The federal government plays a significant role in supporting economic growth, development, and equity in U.S. metro areas. That role goes well beyond the relatively narrow programs of the Economic Development Administration (EDA), incorporating vast domains of domestic investment including transportation, water, and telecommunications infrastructure; basic science and health research; student aid for higher education and support for high-poverty K-12 schools; community health and economic development; workforce training; and lending and procurement for small and minority-owned businesses.
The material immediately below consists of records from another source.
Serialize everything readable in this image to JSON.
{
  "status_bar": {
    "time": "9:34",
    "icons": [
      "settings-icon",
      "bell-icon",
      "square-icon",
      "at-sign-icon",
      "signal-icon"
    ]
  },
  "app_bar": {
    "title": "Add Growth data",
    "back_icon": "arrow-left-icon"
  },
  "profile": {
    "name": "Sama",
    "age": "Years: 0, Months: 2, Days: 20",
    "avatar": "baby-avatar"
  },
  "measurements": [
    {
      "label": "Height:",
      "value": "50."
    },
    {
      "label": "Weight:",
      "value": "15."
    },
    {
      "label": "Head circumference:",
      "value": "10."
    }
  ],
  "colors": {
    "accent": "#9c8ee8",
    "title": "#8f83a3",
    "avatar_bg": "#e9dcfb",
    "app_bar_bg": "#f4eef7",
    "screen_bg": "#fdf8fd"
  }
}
Despite a clear need to differentiate how these hundreds of billions of federal dollars are deployed across diverse U.S. regions, those regions are effectively on the receiving end of “one-size-fits-all” categorical programs. Federal programmatic offerings may or may not be what a place needs at any given time. Most were designed decades ago and have undergone only occasional, often incremental updates, even as the shape and pace of regional economies have changed dramatically.
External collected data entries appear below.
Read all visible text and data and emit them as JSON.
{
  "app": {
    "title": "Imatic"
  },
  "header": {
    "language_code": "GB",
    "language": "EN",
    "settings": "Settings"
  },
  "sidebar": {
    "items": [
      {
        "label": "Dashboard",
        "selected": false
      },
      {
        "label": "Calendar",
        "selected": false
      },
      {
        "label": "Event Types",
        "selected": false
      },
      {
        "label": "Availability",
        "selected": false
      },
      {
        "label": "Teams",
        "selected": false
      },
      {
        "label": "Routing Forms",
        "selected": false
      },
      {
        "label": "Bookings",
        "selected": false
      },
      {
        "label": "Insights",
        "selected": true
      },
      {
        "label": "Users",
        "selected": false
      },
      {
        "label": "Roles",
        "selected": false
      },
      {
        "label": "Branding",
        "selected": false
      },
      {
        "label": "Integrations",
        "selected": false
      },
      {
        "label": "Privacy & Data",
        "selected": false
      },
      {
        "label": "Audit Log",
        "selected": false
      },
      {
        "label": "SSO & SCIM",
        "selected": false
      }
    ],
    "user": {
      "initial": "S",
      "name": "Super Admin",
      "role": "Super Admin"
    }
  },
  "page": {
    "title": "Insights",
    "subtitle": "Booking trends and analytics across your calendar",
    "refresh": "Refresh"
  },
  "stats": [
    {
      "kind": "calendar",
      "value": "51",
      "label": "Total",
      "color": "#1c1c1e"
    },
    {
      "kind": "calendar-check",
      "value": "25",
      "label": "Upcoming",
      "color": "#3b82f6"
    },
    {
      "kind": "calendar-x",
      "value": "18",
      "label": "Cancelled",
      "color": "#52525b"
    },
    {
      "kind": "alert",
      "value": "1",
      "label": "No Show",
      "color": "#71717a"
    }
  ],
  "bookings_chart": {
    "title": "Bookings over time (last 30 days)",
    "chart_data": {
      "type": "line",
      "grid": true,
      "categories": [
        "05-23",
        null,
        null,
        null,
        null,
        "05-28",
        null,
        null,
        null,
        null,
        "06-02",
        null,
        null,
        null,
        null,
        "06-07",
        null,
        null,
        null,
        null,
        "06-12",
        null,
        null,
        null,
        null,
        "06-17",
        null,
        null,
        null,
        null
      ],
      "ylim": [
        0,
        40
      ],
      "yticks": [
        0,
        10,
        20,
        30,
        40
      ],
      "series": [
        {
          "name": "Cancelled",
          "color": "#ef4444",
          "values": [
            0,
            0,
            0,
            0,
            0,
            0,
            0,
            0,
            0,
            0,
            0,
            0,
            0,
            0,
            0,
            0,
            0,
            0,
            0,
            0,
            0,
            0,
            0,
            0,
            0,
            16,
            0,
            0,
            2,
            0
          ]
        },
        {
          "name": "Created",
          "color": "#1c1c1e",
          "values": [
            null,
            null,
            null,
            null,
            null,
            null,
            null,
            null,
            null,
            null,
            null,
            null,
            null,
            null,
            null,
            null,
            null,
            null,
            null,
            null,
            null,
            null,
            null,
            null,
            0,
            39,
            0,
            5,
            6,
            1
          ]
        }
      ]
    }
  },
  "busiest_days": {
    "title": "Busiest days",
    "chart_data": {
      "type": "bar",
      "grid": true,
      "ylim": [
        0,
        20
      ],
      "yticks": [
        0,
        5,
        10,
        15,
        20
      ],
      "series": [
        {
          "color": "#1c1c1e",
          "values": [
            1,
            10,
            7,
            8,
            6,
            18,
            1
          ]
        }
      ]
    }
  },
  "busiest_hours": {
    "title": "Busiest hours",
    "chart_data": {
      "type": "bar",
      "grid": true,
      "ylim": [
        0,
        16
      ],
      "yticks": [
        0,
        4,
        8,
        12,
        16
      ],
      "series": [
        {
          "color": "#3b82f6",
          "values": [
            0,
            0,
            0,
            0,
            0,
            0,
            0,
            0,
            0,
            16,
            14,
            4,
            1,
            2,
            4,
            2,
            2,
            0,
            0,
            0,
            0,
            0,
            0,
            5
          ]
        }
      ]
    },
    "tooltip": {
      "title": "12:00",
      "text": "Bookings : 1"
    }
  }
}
One notable example involves the 43 separate federal employment and training programs that aim to help job seekers find and get work. According to the Government Accountability Office, these programs span nine separate federal agencies (Department of Labor, Department of Education, Department of Health and Human Services, etc.), but largely overlap in the types of services they provide.7 Some are designed to assist very specific types of populations, or individuals facing specific types of economic circumstances. Regional leaders trying to navigate this programmatic maze and match categorical funding streams to the needs of a fast-changing labor market (especially in the pandemic) face deep challenges. Moreover, the rewards for doing so are limited; as our Brookings colleague Annelies Goger points out, even this vast array of employment and training programs adds up to only 0.1% of U.S. GDP—one-fifth of the average amount wealthy countries spend on so-called active labor market programs.8

The categorical, fragmented nature of federal investment poses one set of obstacles for regional leaders. A second set of obstacles stems from the fact that the vast majority of federal programs to foster economic growth and prosperity do not actually facilitate solutions at the economy’s true metropolitan scale. Many federal investments run through state capitals, where the needs of major urban regions—the economic engines for their states—often take a backseat to the exurban, small-town, and rural constituencies that hold sway in many state legislatures and executive agencies. Alternatively, federal dollars may flow directly to municipal governments or other local institutions (colleges and universities, nonprofit housing developers, etc.), but without incentives or requirements to coordinate the spending with neighboring jurisdictions to address metropolitan-scale priorities. In either instance, spending decisions are made at levels of geography that do not match the scale of the economy, often creating competition among local actors where collaboration would improve efficiency and outcomes.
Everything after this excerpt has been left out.